Enlarge / Christopher Poole, founder of 4chan, speaks during the TechCrunch Disrupt conference in New York on Tuesday, May 25, 2010.

CNBC reports that 4chan founder Chris Poole no longer works at Google. Google hired Poole in 2016 to work on the company’s doomed social media project, Google+. Poole lasted just five years at Google, which CNBC notes is usually just long enough for any employee’s shares attached to hiring to vest. It sounds like Poole never found a solid landing spot at Google, as he had three different positions during his five years.

Poole’s 4chan is an anonymous, ephemeral imageboard that is often given the title “cesspool of the Internet.” The site is broken up into boards of various topics, and some of the more lawless boards are home to all of the worst characters on the Internet, like school shooters, child pornographers, and racists. It’s also the birthplace of a lot of Internet culture, like Rickrolling, lolcats, and, more recently, Pepe the frog memes and the alt-right.

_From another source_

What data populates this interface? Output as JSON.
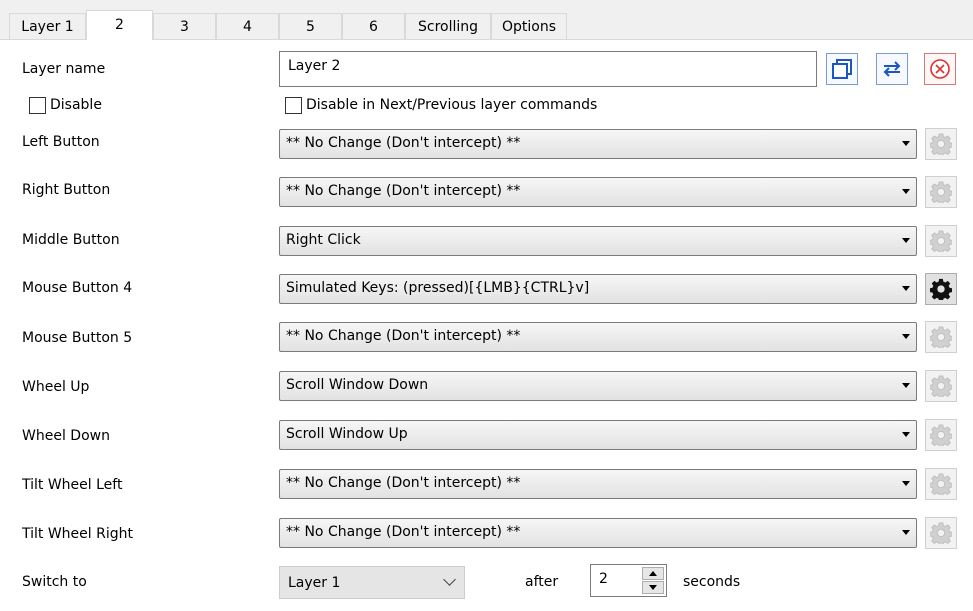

The site gave rise to the Internet hacktivist group Anonymous and is often used as a dumping ground for various hacks like the Nintendo Gigaleak. Poole sold 4chan back in 2015, a year before joining Google.

Back when Poole was hired, Google’s fear of Facebook gave it an unhinged obsession with social media, but nobody at Google really understood how social media worked. Poole’s hiring at the company was controversial, but high-ranking Google+ execs defended the move. 4chan is a social site with millions of monthly visitors, and that made Poole one of the company’s few experienced social experts when he arrived.

Google+ launched in 2011 and closed down two years after Poole’s arrival, so it doesn’t seem like the hiring made much of an impact. After Google+, Poole apparently joined Google’s experimental “Area 120” group and eventually moved on to be a product manager for Google Maps.